En fin, de nuevo septiembre, un mes precioso pero un tormento por estar pegado a las vacaciones, aburrido y hasta odiado por los niños aunque la publicidad insista en las ganas de la vuelta al colegio. De todas formas, el retorno a la rutina ya se viene asimilando hace más o menos una semana y no precisamente porque agosto terminaba suavizando el calor sino por los anuncios de colecciones. No falla, todos los años ocurre lo mismo, objetos y fascículos con los que subliminalmente se nos prepara para encarar la inminente permanencia en casa, para pasar las tardes más oscuras.
De la tele han desaparecido los helados y las rebajas, las esbeltas modelos que sensualmente se los comían en apariencia -de mentira, que decimos por aquí- o que correteaban dando algún que otro salto para dar movimiento a un vestido. Es el cambio de estación. Si la marea crece hasta inundar nuestros esteros, la televisión satura al espectador con un aluvión de recomendaciones de las que muchas se terminan aceptando por pura insistencia.
Metidos en esta vorágine que nos arrastra, es el recuerdo quien nos salva. Nos aísla como lo hace un libro y nos ayuda a soportar y a resistir los embates del presente. Inevitablemente septiembre nos devuelve al colegio, a caminar por los pasillos, cuyo friso de azulejos sevillanos más que proteger la pared parecía una transformación de las losas blancas y negras del suelo. Cuánto nos alegraba el camino hacia la clase.
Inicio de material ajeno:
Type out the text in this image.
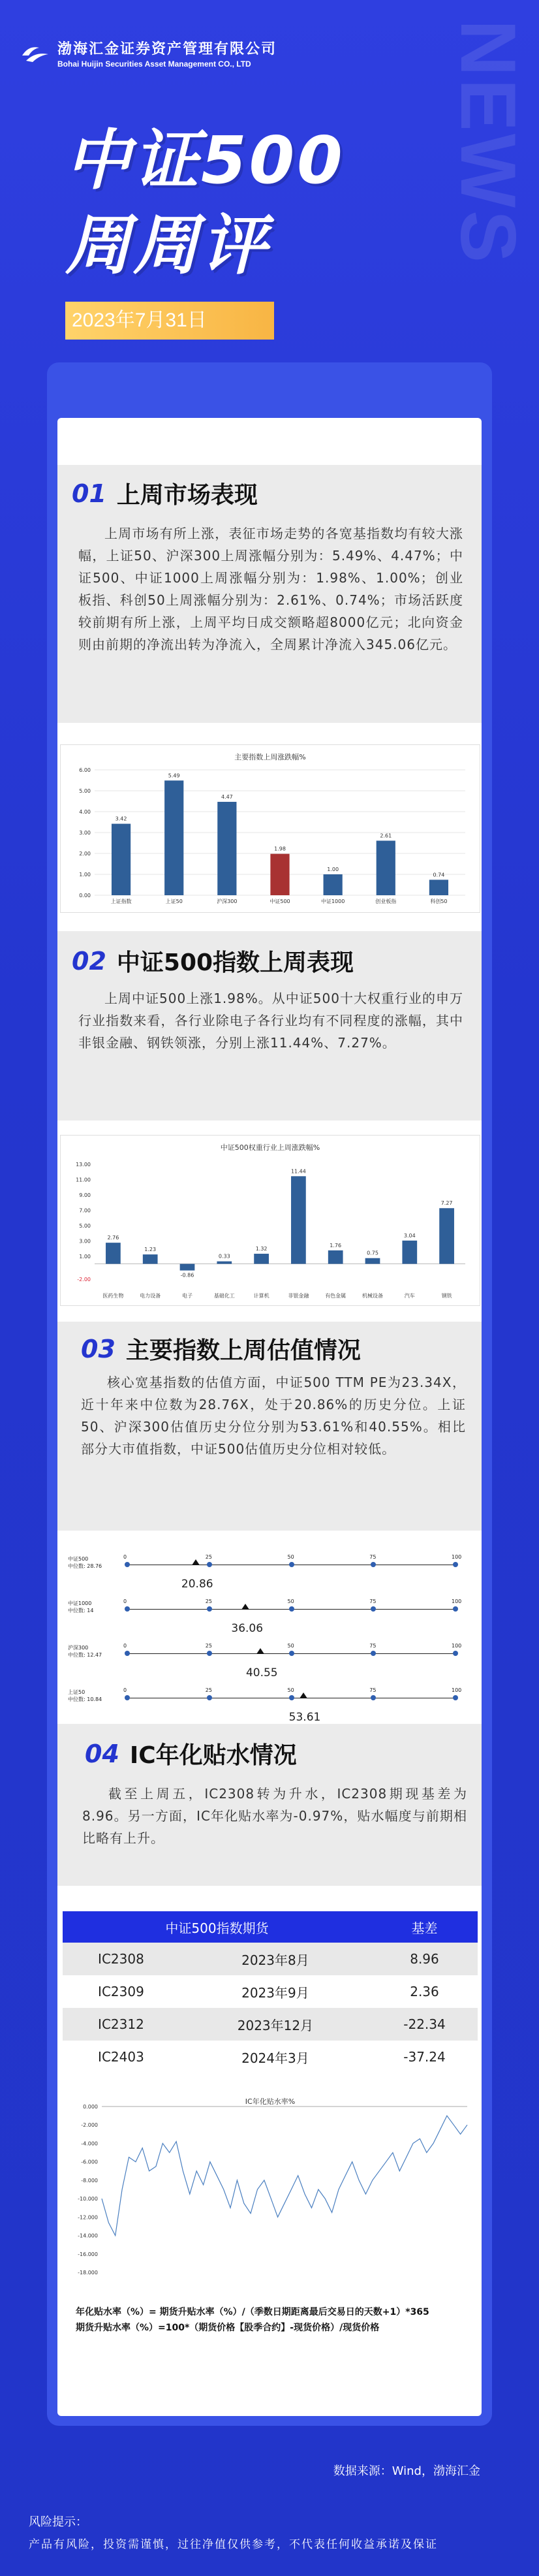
渤海汇金证券资产管理有限公司
Bohai Huijin Securities Asset Management CO., LTD	NEWS
中证500
周周评
2023年7月31日
01 上周市场表现
上周市场有所上涨，表征市场走势的各宽基指数均有较大涨幅，上证50、沪深300上周涨幅分别为：5.49%、4.47%；中证500、中证1000上周涨幅分别为：1.98%、1.00%；创业板指、科创50上周涨幅分别为：2.61%、0.74%；市场活跃度较前期有所上涨，上周平均日成交额略超8000亿元；北向资金则由前期的净流出转为净流入，全周累计净流入345.06亿元。
主要指数上周涨跌幅%
0.00
1.00
2.00
3.00
4.00
5.00
6.00
3.42
上证指数
5.49
上证50
4.47
沪深300
1.98
中证500
1.00
中证1000
2.61
创业板指
0.74
科创50
02 中证500指数上周表现
上周中证500上涨1.98%。从中证500十大权重行业的申万行业指数来看，各行业除电子各行业均有不同程度的涨幅，其中非银金融、钢铁领涨，分别上涨11.44%、7.27%。
中证500权重行业上周涨跌幅%
-2.00
1.00
3.00
5.00
7.00
9.00
11.00
13.00
2.76
医药生物
1.23
电力设备
-0.86
电子
0.33
基础化工
1.32
计算机
11.44
非银金融
1.76
有色金属
0.75
机械设备
3.04
汽车
7.27
钢铁
03 主要指数上周估值情况
核心宽基指数的估值方面，中证500 TTM PE为23.34X，近十年来中位数为28.76X，处于20.86%的历史分位。上证50、沪深300估值历史分位分别为53.61%和40.55%。相比部分大市值指数，中证500估值历史分位相对较低。
中证500
中位数: 28.76
0	25	50	75	100
20.86
中证1000
中位数: 14
0	25	50	75	100
36.06
沪深300
中位数: 12.47
0	25	50	75	100
40.55
上证50
中位数: 10.84
0	25	50	75	100
53.61
04 IC年化贴水情况
截至上周五，IC2308转为升水，IC2308期现基差为8.96。另一方面，IC年化贴水率为-0.97%，贴水幅度与前期相比略有上升。
中证500指数期货		基差
IC2308	2023年8月	8.96
IC2309	2023年9月	2.36
IC2312	2023年12月	-22.34
IC2403	2024年3月	-37.24
IC年化贴水率%
0.000
-2.000
-4.000
-6.000
-8.000
-10.000
-12.000
-14.000
-16.000
-18.000
年化贴水率（%）= 期货升贴水率（%）/（季数日期距离最后交易日的天数+1）*365
期货升贴水率（%）=100*（期货价格【股季合约】-现货价格）/现货价格
数据来源：Wind，渤海汇金
风险提示：
产品有风险，投资需谨慎，过往净值仅供参考，不代表任何收益承诺及保证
No hace tanto -o no nos lo parece por la mentada prisa- que era una sorpresa estrenar maleta para nuevo curso, ir a la papelería a comprar los blocs, el bolígrafo rojo y el azul, el lápiz de dibujo y la goma Milán, cuyo olor permanece en nuestra memoria. De un expositor elegíamos el papel para forrar los libros. En el mostrador aguardaba una caja grande de cartón y dentro de ella las cubiertas de plástico ordenadas por tamaños, que por mucho que medíamos siempre había que ajustarlas. Los zapatos se quedaban para la tarde y si volvíamos con la pelota verde, mejor. Seguro que aún sobreviven, que botan de vez en cuando por el suelo de una terraza, suavemente para que no salte a la calle, porque si se perdiera sería como separarse de golpe de esa parte de la infancia. De vuelta a casa tocaba la prueba del uniforme. Había que bajar el dobladillo y mandarlo a lavar en seco, por si se notaban las marcas.
Para el final se quedaba la revisión de los calcetines. Últimamente los viejos y desparejados se reutilizaban para el forrado de los libros, si bien ahora este proceso se hace en la copistería. Apreciamos el cambio, la evolución para concluir en que los recuerdos duermen hasta que la modernidad los despierta. Cuando los que son como los anotados nos sorprenden, parecen que nos llevan al lugar cálido y recoleto donde se encuentran, como si viajáramos a través del tiempo sin dejar el presente, una forma de retomar el pasado para contarlo. Quizás sea este el aspecto más entrañable del cambio de estación.